Quote Originally Posted by hamster_nz View Post
Compilers are very complex beasts, some of the most complex bits of software engineering, but don't let that discourage you! If I use the analogy of engineering, building a compiler could be thought of as building a structure like a bridge.

It is somewhat trivial to make a very simple bridge - to put a tree trunk over a small stream perhaps. It isn't going to be very useful to many people. It might just be useful to you. But that's OK.

But as you try to make bigger bridges that offer more utility to more people, with the strength and robustness to carry heavier workloads in safety the cost and complexity ramps up quickly.

Soon it becomes too difficult for an unassisted person to build a small bridge, and if you are not a bridgebuilder by trade you will need specialist advice, and possibly skills. Think of something that will allow you to safely drive a light vehicle over it. Such a bridge will need proper foundations and abutments to spread the load. It quickly becomes an engineering problem.

I'm not saying that you shouldn't try to build your own compiler - I would actively encourage it, and can point to projects like TCC ( TCC : Tiny C Compiler ) and LCC ( LCC (compiler) - Wikipedia ) where people have done this with great results. You will learn some really interesting stuff, and deep knowledge can be very useful. But to write a useful compiler is a very large undertaking, and will take many years of skill and effort.

Where you will meet resistance is if you start to use forums to answer every question and line of enquiry, rather than to solve a very specific problem (e.g. asking "how can I build a symbol table" vs "my symbol table implementation doesn't work correctly because of ..."). In my experience people on forums like fixing things, not explaining things that are better explained elsewhere.
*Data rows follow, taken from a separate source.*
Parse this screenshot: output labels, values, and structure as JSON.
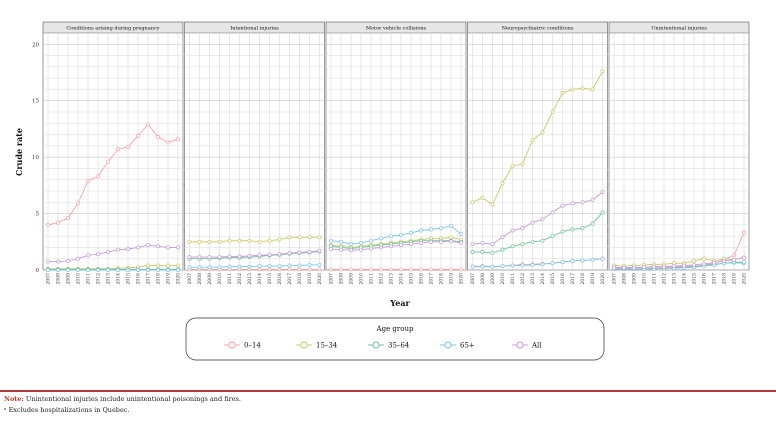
{
  "chart_data": {
    "type": "line",
    "ylabel": "Crude rate",
    "xlabel": "Year",
    "ylim": [
      0,
      21
    ],
    "y_ticks": [
      0,
      5,
      10,
      15,
      20
    ],
    "x": [
      2007,
      2008,
      2009,
      2010,
      2011,
      2012,
      2013,
      2014,
      2015,
      2016,
      2017,
      2018,
      2019,
      2020
    ],
    "legend": {
      "title": "Age group",
      "placement": "bottom",
      "entries": [
        {
          "label": "0–14",
          "color": "#f4a3a3"
        },
        {
          "label": "15–34",
          "color": "#c8c866"
        },
        {
          "label": "35–64",
          "color": "#6cc49a"
        },
        {
          "label": "65+",
          "color": "#7cc4ea"
        },
        {
          "label": "All",
          "color": "#c79ad8"
        }
      ]
    },
    "grid": true,
    "panels": [
      {
        "title": "Conditions arising during pregnancy",
        "series": [
          {
            "group": "0–14",
            "values": [
              0.05,
              0.05,
              0.05,
              0.05,
              0.05,
              0.05,
              0.05,
              0.05,
              0.05,
              0.05,
              0.05,
              0.05,
              0.05,
              0.05
            ]
          },
          {
            "group": "15–34",
            "values": [
              0.1,
              0.1,
              0.1,
              0.1,
              0.1,
              0.1,
              0.1,
              0.15,
              0.2,
              0.25,
              0.4,
              0.4,
              0.4,
              0.4
            ]
          },
          {
            "group": "35–64",
            "values": [
              0.05,
              0.05,
              0.05,
              0.05,
              0.05,
              0.05,
              0.05,
              0.05,
              0.05,
              0.05,
              0.05,
              0.05,
              0.05,
              0.05
            ]
          },
          {
            "group": "65+",
            "values": [
              0.0,
              0.0,
              0.0,
              0.0,
              0.0,
              0.0,
              0.0,
              0.0,
              0.0,
              0.0,
              0.0,
              0.0,
              0.0,
              0.0
            ]
          },
          {
            "group": "All",
            "values": [
              0.75,
              0.75,
              0.8,
              1.0,
              1.3,
              1.4,
              1.6,
              1.8,
              1.85,
              2.0,
              2.2,
              2.1,
              2.0,
              2.0
            ]
          },
          {
            "group": "0–14",
            "label_override": "",
            "values": [
              4.0,
              4.2,
              4.6,
              5.9,
              7.9,
              8.3,
              9.6,
              10.7,
              10.9,
              11.9,
              12.9,
              11.8,
              11.3,
              11.6
            ],
            "color": "#f4a3a3"
          }
        ]
      },
      {
        "title": "Intentional injuries",
        "series": [
          {
            "group": "0–14",
            "values": [
              0.05,
              0.05,
              0.05,
              0.05,
              0.05,
              0.05,
              0.05,
              0.05,
              0.05,
              0.05,
              0.05,
              0.05,
              0.05,
              0.05
            ]
          },
          {
            "group": "15–34",
            "values": [
              2.5,
              2.5,
              2.5,
              2.5,
              2.6,
              2.6,
              2.6,
              2.5,
              2.6,
              2.7,
              2.9,
              2.9,
              2.9,
              2.9
            ]
          },
          {
            "group": "35–64",
            "values": [
              1.0,
              1.0,
              1.0,
              1.05,
              1.1,
              1.1,
              1.15,
              1.2,
              1.3,
              1.35,
              1.45,
              1.5,
              1.55,
              1.65
            ]
          },
          {
            "group": "65+",
            "values": [
              0.25,
              0.25,
              0.25,
              0.25,
              0.3,
              0.3,
              0.3,
              0.35,
              0.35,
              0.35,
              0.4,
              0.4,
              0.45,
              0.45
            ]
          },
          {
            "group": "All",
            "values": [
              1.15,
              1.15,
              1.15,
              1.15,
              1.2,
              1.2,
              1.25,
              1.3,
              1.35,
              1.4,
              1.5,
              1.55,
              1.6,
              1.7
            ]
          }
        ]
      },
      {
        "title": "Motor vehicle collisions",
        "series": [
          {
            "group": "0–14",
            "values": [
              0.05,
              0.05,
              0.05,
              0.05,
              0.05,
              0.05,
              0.05,
              0.05,
              0.05,
              0.05,
              0.05,
              0.05,
              0.05,
              0.05
            ]
          },
          {
            "group": "15–34",
            "values": [
              2.2,
              2.1,
              2.0,
              2.1,
              2.2,
              2.3,
              2.4,
              2.5,
              2.6,
              2.7,
              2.8,
              2.8,
              2.9,
              2.7
            ]
          },
          {
            "group": "35–64",
            "values": [
              2.1,
              2.0,
              1.9,
              2.0,
              2.1,
              2.2,
              2.3,
              2.4,
              2.5,
              2.6,
              2.6,
              2.6,
              2.6,
              2.5
            ]
          },
          {
            "group": "65+",
            "values": [
              2.6,
              2.5,
              2.3,
              2.4,
              2.6,
              2.8,
              3.0,
              3.1,
              3.3,
              3.5,
              3.6,
              3.7,
              3.9,
              3.2
            ]
          },
          {
            "group": "All",
            "values": [
              1.85,
              1.8,
              1.75,
              1.8,
              1.9,
              2.0,
              2.1,
              2.2,
              2.3,
              2.4,
              2.5,
              2.5,
              2.55,
              2.4
            ]
          }
        ]
      },
      {
        "title": "Neuropsychiatric conditions",
        "series": [
          {
            "group": "0–14",
            "values": [
              0.3,
              0.35,
              0.3,
              0.35,
              0.4,
              0.5,
              0.5,
              0.55,
              0.6,
              0.7,
              0.8,
              0.85,
              0.9,
              1.0
            ]
          },
          {
            "group": "15–34",
            "values": [
              6.0,
              6.4,
              5.8,
              7.7,
              9.2,
              9.4,
              11.5,
              12.2,
              14.0,
              15.7,
              16.0,
              16.1,
              16.0,
              17.6
            ]
          },
          {
            "group": "35–64",
            "values": [
              1.6,
              1.6,
              1.5,
              1.8,
              2.1,
              2.3,
              2.5,
              2.6,
              3.0,
              3.4,
              3.6,
              3.7,
              4.1,
              5.1
            ]
          },
          {
            "group": "65+",
            "values": [
              0.3,
              0.3,
              0.3,
              0.35,
              0.4,
              0.4,
              0.45,
              0.5,
              0.6,
              0.7,
              0.8,
              0.85,
              0.9,
              1.0
            ]
          },
          {
            "group": "All",
            "values": [
              2.3,
              2.4,
              2.3,
              2.9,
              3.5,
              3.7,
              4.2,
              4.5,
              5.1,
              5.7,
              5.9,
              6.0,
              6.2,
              6.9
            ]
          }
        ]
      },
      {
        "title": "Unintentional injuries",
        "series": [
          {
            "group": "0–14",
            "values": [
              0.2,
              0.2,
              0.2,
              0.25,
              0.25,
              0.25,
              0.3,
              0.3,
              0.35,
              0.4,
              0.6,
              0.9,
              1.3,
              3.3
            ]
          },
          {
            "group": "15–34",
            "values": [
              0.4,
              0.35,
              0.4,
              0.45,
              0.5,
              0.5,
              0.6,
              0.6,
              0.8,
              1.0,
              0.8,
              1.0,
              0.9,
              1.1
            ]
          },
          {
            "group": "35–64",
            "values": [
              0.1,
              0.1,
              0.1,
              0.1,
              0.15,
              0.15,
              0.2,
              0.25,
              0.3,
              0.4,
              0.5,
              0.6,
              0.65,
              0.6
            ]
          },
          {
            "group": "65+",
            "values": [
              0.1,
              0.1,
              0.1,
              0.1,
              0.1,
              0.15,
              0.15,
              0.2,
              0.25,
              0.35,
              0.45,
              0.6,
              0.7,
              0.7
            ]
          },
          {
            "group": "All",
            "values": [
              0.2,
              0.2,
              0.2,
              0.25,
              0.3,
              0.3,
              0.35,
              0.4,
              0.45,
              0.55,
              0.65,
              0.8,
              0.9,
              1.1
            ]
          }
        ]
      }
    ]
  },
  "notes": {
    "note_label": "Note:",
    "note_text": " Unintentional injuries include unintentional poisonings and fires.",
    "footnote": "ᵃ Excludes hospitalizations in Quebec."
  }
}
Reading a good book on compiler building will cover that topic and more - tokenizing source, lexical analysis, maintaining symbol tables, code generation, parsing, building directed acyclic graphs, efficient register allocation, dataflow analysis, data type representation, operator precedence, code optimization strategies...

When I was young, The Dragon Book was a must-read for the budding compiler writer - Compilers: Principles, Techniques, and Tools - Wikipedia - I don't know what the current recommended one is.
Thanks a lot for your thoughts and info Sir! Like I said to a previous comment, I need to get more discipline (I'm young so this may play a role) so reading and learning is surely in my TODO list.
I love the projects you mentioned and these "small" and "portable" C compiles are the best compilers in my humble opinion! Yes, they don't do the best optimizations but they are made by one person
which acts as a motivation for people like me because it shows how far you can get and how many amazing things you can create even as a single individual (of course these projects have had help from
other contributors over the years but this is just natural and it's not bad. The exact opposite actually!). And on top of that, they are very small in size and they compile source code SUPER FAST!!! Which is something
that as it seems, people forgot about and they got used to the VERY SLOW compile times of the "industry standard" compilers. This motivates me! Of course, the fact that compilers like GCC are so slow is
because of the optimizations they do but there are projects like QBE which have show us than we can get 60-70% of the performance of these compilers (or even 90-100% in some cases) with 10+ times faster
compile times!!! This is why I used to be obsessed with TCC (and it's not that I don't like it anymore but I just... relaxed a little bit, lol!) and its unbelievably fast compile times I plan on reading its source code
and learn one thing or two! Output object code directly is a GigaChad achievement anyways so it's my dream to be able to create a compiler that will do that and then only need to use a linker to link them.
Of course, I would be happy with Assembly too (especially as the beginning) but machine code is every compiler designers dream!

I have searched about books. I have found one that I consider really good! It is called"Modern Compiler Design 2nd editon" and it was published in 2012.
The one you're talking about is the most popular and well-know! However, as it is very old, I'm not going to read it and this is because as I was told by
another user on the forum, compiles and interpreters are the most well studied fields in programming (and it makes sense) so new and better techniques
are discovered every day. For that reason, I'll try to read a book that is as up to date as possible or which is at least less that 15 years old. You will say that
it doesn't matter as I'm just a beginner but I'll try to spend my time as wisely as I can (because it's not infinite or even guaranteed) so I'll have better chances
with a book that is more up to date. Of course, this is not as easy as "find the latest one" as you have other things to consider like:
* how good the book is?
* how hard it will be to read for someone that hasn't read any books about compilers?
* What's the scope of the book? Remember, I want to learn how to create a full compiler that will be efficient and will output machine instructions (of course, I'll expect machine instructions if I'm reading a book).
So in general, finding a book is not an easy task. But like you said, there is no way that I'll think and invent everything myself.
So not reading a bookand not getting help, is shooting myself in the foot!

Also, thank you on your notes for the forum questions! I now see how asking small questions like the one I did is pointless. I'll focus on specific problems like you mentioned (and I love the example about the
"Symbol Table" as this is a problem that I'm thinking A LOT and there are tons of ways to do it!).